День, когда я стал настоящим мужчиной | страница 6
Маршал с таким недоумением и скорбью взглянул на меня, что меня ожгло: а вдруг дежурный ошибся? Вдруг Командующий нашего Рода Войск не меня поманил за собою в бездну?! – и сам теперь не поймет: зачем явился боец и мешает переобуться, оскорбляя надоблачный и сверхзвуковой мир маршала повседневностью своего вида.
Я носил пожилые сапоги сорок шестого размера (носок левого чуть порезан ножом) и мог разуться обыкновенным взмахом ноги (родные мои сапоги потерялись в «учебке», и гиганты мне выдали «на время», длившееся уже полтора года); за штаны я не волновался: новые (старые убила погрузка цемента на гауптвахте), но на два размера больше моего, шароварами я здорово напоминал украинского хлопца, из тех, что делают поперечный шпагат в прыжке, исполняя национальные танцы; слева на груди помещался знак «Отличник ВВС», справа выпирал засаленный карман с кошельком, военным билетом, леденцами «дюшес», шариковой ручкой, ниткой-иголкой и комсомольским билетом (если бы его не сперли!), лицо криво пересекали очки, склеенные на переносице (криво они сидели потому, что винтик из правой дужки вывинтился, упал и закатился, и вместо него я вставил кусок канцелярской скрепки), в правой руке я держал зубную щетку, полотенце и мыльницу, в левой – выстиранные и на совесть отжатые носки и трусы, не предусмотренные уставом – носить полагалось портянки и кальсоны; на животе моем пласталась и стремилась стечь белесая студенистая нашлепка, похожая на след от удара футбольного мяча. Я не пытался что-то объяснить: зачем? Мы же не дети, мы уже понимали, что никто и не думает про тебя в смысле «что случилось?» или «чем я могу помочь?», для всех ты прозрачный – каждый думает только про себя, армия избавила от ненужных мыслей, да кому ты на хрен нужен? Может, я всегда так хожу и мне так положено.

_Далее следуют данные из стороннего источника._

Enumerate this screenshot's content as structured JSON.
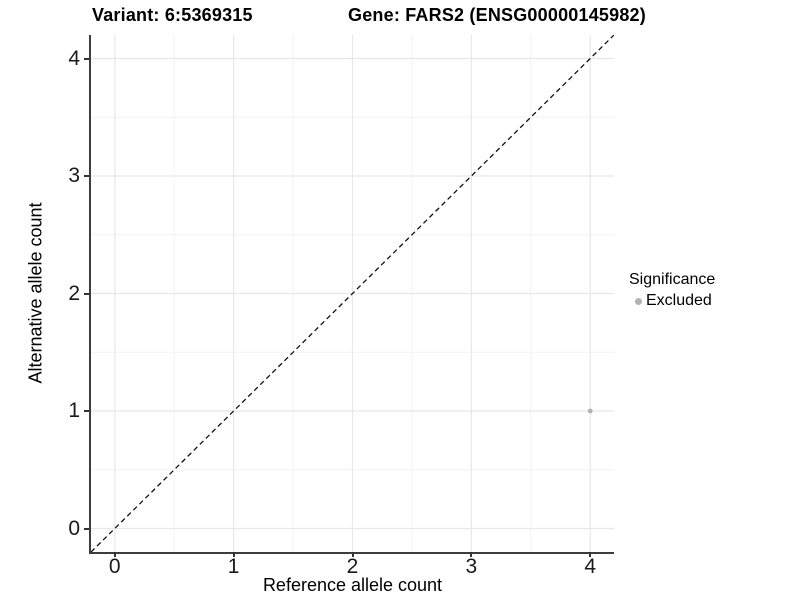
{
  "header": {
    "variant_title": "Variant: 6:5369315",
    "gene_title": "Gene: FARS2 (ENSG00000145982)"
  },
  "chart_data": {
    "type": "scatter",
    "xlabel": "Reference allele count",
    "ylabel": "Alternative allele count",
    "xlim": [
      -0.2,
      4.2
    ],
    "ylim": [
      -0.2,
      4.2
    ],
    "xticks": [
      0,
      1,
      2,
      3,
      4
    ],
    "yticks": [
      0,
      1,
      2,
      3,
      4
    ],
    "grid": {
      "major_every": 1,
      "minor_every": 0.5,
      "grid_on": true
    },
    "series": [
      {
        "name": "Excluded",
        "marker_color": "#b3b3b3",
        "points": [
          {
            "x": 4,
            "y": 1
          }
        ]
      }
    ],
    "reference_line": {
      "style": "dashed",
      "color": "#111111",
      "from": [
        -0.2,
        -0.2
      ],
      "to": [
        4.2,
        4.2
      ]
    },
    "legend": {
      "position": "right",
      "title": "Significance",
      "items": [
        {
          "label": "Excluded",
          "color": "#b3b3b3",
          "marker": "dot"
        }
      ]
    }
  }
}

Лицом Командующий походил на хохла-отца. Только дед Никита был дробненький. А тихостью и неразличимостью речи – на мать. Баба Таня вечно ходила в теплом платке, согнутой, не поднимая смятого морщинами, словно плачущего лица. Она умерла первой, а дед Никита (на улице его звали на хохлятский манер «Ныкита») даже обижался: «Не могла пораньше умереть, я б устроил свою жизнь», – и один пожил еще порядком, хотя оглох и высох. За пятнадцать лет я ни разу не видел его без общевойсковой фуражки и офицерской рубахи, словно намекавших на ратное прошлое рубщика мяса на вокзальном рынке. Еще он шил тапочки и сапоги (уразовская родня подгоняла обрезки с кожзавода) и, как бы сейчас выразились, отличался «излишней жесткостью при урегулировании долговых обязательств» в пору, когда в Валуйках отстреливали и варили на обед галок и ворон, а Ныкита вкладывал средства в недвижимость на улице Ворошилова.